Je suis aussi en admiration devant ces édifices qui semblent résister à la fureur des assauts de la mer. Je suis toujours sans voix et éberlué devant les images de ces phares qui sont quasi immergés voir dévorés par des vagues monstrueuses.

 

Les phares en mer sont en danger et menacés de disparaître. Pensez vous que ce patrimoine mérite qu’on investisse dans sa sauvegarde ?

 

Sandro : J'ai discuté lors d'un festival avec un marin qui m'a dit qu'aujourd'hui il y a le GPS (même pour les bateaux) et que plus personne n'a vraiment besoin des phares. Peut-être, je ne suis pas marin, cependant je pense qu'il font parti du patrimoine au même titre qu'une vieille bâtisse, d'anciens monuments ou d'anciennes fortifications. J'ai tristement appris, il y a pas longtemps, que le phare de la vieille est en train de tomber en ruine… Cela me touche d'autant plus qu'il est le héros de l'album sur lequel ont travaille avec Fanch.

 

Qu’évoque la Bretagne pour vous ?

 

François : Je dis souvent que lorsque je passe Vannes en voiture, mon corps se met à résonner, comme s’il retrouvait son « nid ».

 

Sandro : Je ne suis pas Breton, je connais très peu (juste les lieu que j'ai pu découvrir en festival)… Pour moi c'est plus le côté, légende, mystère, patrimoine (très présent).

 

Quels sont vos projets d’écriture ?

 

François : Un autre projet sur la Bretagne, qui me tient vraiment à cœur, mais dont je ne veux pas parler en ce moment.
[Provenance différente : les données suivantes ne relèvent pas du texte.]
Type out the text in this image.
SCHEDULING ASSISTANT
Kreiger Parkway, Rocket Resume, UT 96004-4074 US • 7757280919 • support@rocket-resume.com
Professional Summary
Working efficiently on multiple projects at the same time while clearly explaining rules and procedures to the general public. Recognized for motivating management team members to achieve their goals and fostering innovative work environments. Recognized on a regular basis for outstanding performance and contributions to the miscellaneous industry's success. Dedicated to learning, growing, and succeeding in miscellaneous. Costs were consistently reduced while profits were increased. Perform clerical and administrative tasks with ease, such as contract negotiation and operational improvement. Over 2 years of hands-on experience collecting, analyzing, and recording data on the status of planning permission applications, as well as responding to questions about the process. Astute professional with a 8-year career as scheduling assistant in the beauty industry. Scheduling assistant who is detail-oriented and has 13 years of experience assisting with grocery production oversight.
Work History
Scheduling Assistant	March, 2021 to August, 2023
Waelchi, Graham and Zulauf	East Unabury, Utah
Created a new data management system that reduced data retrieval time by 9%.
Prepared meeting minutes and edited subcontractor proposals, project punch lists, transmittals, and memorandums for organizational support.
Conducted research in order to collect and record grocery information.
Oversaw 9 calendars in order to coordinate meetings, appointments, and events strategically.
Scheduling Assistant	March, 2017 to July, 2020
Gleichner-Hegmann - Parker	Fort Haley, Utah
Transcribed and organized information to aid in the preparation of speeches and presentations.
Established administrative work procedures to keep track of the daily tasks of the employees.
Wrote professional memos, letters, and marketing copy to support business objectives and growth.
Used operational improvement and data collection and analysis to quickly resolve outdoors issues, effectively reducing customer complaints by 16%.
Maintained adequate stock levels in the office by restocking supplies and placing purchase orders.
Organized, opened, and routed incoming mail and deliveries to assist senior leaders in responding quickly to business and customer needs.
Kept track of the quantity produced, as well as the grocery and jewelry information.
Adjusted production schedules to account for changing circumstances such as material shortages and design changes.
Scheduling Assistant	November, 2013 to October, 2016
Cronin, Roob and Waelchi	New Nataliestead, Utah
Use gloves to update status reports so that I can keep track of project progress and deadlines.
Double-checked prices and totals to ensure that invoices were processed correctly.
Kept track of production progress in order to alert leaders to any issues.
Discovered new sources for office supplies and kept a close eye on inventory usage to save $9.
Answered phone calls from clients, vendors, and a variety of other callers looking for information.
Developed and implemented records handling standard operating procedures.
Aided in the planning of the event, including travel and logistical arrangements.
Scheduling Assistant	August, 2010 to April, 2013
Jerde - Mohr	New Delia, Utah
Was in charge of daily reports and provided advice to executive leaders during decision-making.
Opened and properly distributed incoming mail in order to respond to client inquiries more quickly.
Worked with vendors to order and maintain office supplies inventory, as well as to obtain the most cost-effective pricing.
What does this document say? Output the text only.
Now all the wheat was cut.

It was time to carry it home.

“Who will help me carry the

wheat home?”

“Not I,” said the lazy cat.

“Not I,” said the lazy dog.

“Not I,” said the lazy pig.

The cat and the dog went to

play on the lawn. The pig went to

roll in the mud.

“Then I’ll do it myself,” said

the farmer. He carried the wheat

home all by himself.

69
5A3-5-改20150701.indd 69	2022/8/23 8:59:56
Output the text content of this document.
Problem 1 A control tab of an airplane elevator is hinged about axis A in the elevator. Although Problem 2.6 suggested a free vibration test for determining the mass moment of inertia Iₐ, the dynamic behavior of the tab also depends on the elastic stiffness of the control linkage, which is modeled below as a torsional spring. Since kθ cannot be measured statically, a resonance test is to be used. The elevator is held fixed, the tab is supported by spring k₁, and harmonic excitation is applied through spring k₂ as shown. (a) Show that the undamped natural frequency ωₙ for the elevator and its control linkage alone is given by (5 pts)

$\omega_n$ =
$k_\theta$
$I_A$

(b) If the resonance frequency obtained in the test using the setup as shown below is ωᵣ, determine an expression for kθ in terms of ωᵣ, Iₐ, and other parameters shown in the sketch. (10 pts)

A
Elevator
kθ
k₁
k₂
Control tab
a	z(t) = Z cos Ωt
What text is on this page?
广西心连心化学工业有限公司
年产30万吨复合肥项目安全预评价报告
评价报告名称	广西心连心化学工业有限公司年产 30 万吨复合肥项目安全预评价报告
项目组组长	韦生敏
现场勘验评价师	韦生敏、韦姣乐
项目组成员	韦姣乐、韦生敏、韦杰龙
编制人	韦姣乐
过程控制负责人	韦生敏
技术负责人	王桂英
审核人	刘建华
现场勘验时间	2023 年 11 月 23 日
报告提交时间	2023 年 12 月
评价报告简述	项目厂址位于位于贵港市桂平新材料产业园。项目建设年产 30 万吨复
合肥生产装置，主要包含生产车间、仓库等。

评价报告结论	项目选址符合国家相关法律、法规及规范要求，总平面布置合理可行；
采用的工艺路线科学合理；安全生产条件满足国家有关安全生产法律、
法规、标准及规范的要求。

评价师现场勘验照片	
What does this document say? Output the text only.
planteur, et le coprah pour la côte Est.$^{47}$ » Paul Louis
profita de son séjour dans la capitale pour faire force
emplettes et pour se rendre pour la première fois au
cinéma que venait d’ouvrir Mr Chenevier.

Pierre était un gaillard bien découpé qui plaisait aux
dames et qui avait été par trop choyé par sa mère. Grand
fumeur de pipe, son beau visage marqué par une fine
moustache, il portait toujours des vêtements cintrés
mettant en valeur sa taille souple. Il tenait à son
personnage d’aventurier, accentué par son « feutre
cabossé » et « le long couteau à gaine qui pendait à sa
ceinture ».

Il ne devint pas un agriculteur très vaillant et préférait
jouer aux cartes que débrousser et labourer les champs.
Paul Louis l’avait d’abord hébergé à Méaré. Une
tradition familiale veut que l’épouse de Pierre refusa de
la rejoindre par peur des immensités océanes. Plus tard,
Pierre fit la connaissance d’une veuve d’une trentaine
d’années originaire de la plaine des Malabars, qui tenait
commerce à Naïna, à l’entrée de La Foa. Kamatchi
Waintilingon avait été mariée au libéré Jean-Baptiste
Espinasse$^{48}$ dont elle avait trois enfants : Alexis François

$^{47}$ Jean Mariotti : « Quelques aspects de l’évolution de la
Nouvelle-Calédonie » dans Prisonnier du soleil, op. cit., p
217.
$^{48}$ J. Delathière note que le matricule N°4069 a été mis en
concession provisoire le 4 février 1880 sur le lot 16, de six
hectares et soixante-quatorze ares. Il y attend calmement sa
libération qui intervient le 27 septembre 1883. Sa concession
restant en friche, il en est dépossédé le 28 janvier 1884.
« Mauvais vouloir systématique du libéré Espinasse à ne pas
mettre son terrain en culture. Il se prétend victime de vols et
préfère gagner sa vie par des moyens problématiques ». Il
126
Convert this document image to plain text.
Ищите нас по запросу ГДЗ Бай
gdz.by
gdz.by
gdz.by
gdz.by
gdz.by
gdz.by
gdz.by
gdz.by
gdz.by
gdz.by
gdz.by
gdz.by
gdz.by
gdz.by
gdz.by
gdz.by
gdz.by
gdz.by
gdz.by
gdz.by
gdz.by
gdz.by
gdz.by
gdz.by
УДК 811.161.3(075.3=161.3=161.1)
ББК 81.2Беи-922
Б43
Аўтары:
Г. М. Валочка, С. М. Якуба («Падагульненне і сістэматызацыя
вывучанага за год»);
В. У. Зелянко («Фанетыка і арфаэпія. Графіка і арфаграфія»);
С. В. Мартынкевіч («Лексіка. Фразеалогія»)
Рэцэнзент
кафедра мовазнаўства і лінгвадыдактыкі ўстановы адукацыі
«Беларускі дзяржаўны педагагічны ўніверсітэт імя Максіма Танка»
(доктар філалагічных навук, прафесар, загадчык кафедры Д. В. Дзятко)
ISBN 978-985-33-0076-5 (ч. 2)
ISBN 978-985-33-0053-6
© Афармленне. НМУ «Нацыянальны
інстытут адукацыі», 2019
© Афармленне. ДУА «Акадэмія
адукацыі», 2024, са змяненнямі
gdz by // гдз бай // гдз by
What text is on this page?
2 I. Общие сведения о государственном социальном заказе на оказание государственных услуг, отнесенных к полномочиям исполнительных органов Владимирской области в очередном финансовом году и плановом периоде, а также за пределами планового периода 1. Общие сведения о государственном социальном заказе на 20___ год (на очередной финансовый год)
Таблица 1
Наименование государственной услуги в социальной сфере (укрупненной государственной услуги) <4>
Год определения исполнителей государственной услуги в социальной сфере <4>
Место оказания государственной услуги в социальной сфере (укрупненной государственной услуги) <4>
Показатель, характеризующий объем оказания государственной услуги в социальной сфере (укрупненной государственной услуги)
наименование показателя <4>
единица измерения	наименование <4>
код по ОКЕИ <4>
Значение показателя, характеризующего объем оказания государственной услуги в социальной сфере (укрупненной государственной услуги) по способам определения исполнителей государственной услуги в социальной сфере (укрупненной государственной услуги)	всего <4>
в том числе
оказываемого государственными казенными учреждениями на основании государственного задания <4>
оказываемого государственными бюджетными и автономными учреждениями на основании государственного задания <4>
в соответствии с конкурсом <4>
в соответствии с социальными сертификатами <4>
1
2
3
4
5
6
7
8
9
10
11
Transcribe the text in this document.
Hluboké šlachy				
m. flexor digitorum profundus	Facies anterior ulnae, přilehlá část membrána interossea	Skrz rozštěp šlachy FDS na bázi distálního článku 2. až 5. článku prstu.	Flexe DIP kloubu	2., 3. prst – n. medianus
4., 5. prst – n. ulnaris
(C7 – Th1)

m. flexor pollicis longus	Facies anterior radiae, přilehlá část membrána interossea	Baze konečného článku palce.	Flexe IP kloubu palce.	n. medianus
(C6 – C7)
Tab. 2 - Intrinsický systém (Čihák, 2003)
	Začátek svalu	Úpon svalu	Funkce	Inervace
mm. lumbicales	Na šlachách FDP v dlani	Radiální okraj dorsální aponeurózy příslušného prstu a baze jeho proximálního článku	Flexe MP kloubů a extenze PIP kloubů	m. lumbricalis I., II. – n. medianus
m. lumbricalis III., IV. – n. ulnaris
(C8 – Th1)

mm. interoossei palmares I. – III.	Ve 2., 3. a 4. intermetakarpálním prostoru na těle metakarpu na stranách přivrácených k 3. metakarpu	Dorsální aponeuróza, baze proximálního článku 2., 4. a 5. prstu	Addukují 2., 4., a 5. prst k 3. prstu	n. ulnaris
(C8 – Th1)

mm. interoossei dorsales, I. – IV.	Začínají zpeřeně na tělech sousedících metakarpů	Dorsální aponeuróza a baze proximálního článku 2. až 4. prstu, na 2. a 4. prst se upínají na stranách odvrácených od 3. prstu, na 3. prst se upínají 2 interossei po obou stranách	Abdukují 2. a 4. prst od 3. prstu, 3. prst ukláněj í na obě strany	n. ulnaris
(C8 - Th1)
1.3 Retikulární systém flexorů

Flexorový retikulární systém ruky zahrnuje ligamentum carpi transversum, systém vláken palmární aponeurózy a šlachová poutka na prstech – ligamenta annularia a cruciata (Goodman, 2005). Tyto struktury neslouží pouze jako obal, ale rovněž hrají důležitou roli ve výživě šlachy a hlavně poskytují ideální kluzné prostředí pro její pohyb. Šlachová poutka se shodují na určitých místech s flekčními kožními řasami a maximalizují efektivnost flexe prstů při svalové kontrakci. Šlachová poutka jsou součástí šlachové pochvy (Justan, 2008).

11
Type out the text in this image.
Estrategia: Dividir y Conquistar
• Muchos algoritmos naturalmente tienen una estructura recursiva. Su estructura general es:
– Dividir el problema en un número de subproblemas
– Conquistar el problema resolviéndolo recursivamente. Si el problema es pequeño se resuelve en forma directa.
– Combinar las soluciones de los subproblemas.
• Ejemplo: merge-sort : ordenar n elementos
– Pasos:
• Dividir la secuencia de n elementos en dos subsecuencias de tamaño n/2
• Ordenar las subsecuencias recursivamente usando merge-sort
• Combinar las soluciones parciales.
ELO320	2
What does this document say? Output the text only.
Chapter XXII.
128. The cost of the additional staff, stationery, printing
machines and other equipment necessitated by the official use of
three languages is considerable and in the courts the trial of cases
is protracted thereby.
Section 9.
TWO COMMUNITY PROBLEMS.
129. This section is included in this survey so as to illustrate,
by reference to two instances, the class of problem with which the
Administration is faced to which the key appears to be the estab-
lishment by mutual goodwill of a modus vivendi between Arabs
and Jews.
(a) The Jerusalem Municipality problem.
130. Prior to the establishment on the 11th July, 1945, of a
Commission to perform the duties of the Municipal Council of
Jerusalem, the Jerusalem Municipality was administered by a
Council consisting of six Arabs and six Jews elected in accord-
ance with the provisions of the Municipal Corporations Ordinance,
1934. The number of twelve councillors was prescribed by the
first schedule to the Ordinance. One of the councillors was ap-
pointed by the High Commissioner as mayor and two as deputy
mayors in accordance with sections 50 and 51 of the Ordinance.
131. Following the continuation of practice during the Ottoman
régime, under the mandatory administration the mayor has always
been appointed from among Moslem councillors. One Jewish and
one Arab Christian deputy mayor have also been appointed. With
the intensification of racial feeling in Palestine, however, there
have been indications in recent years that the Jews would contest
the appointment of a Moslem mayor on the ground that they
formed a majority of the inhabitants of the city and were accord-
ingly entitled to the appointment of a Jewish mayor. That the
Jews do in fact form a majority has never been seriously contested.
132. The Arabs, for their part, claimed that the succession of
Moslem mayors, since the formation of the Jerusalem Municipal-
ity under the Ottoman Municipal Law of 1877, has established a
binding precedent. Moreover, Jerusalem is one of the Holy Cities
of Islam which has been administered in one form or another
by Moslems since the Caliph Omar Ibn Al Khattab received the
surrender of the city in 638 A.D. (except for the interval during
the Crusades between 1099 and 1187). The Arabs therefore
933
Je vous en dirai plus dans 6 mois, quand le projet sera bien entamé.

Sandro : Continuer le plus longtemps possible de bosser avec mon ami Fanch  car j'aime sa manière d'amener les histoires et les traiter;)

 

Les nouvelles technologies ont-elles modifiées votre façon de travailler ?

 

François : Oh oui !! Aujourd’hui, avec Sandro et Joël, nous pouvons nous échanger scénario, pages et couleurs d’un seul clic, et réagir pour les corrections dans la foulée. Rien ne remplace cependant la rencontre physique, et nous apprécions de nous voir en dédicace pour partager notre joie d’avoir réalisé cet album.

 

Sandro : Je vis en Gironde, Fanch à Paris, notre directeur de collection en Bretagne, notre éditeur est à Toulon et Joël Mouclier dans les Alpes. Heureusement qu'il y a Internet. Mais c'est sûr que ça ne vaut pas les rencontres lors des festivals et les échanges qu'on y a ;)

 

Comment décidez vous du format de chaque illustration ? 

Sandro : Le format des cases dépend du contenu et de ce qu'on veut mettre en avant.

J'essaie lorsqu'il y a des plans généraux de faire des grandes cases pour que le lecteur soit imprégné par le décor, qu'il ait l'impression d'y être. Ensuite, certaines cases verticales accentuent l'effet de hauteur ou de plongée. Enfin, au cinéma j'aime les films de Sergio Leone alors même si c'est pas du western spaghetti que je dessine, j'utilise beaucoup les panoramiques qui me permettent là encore de profiter de la beauté des décors où se situe la scène.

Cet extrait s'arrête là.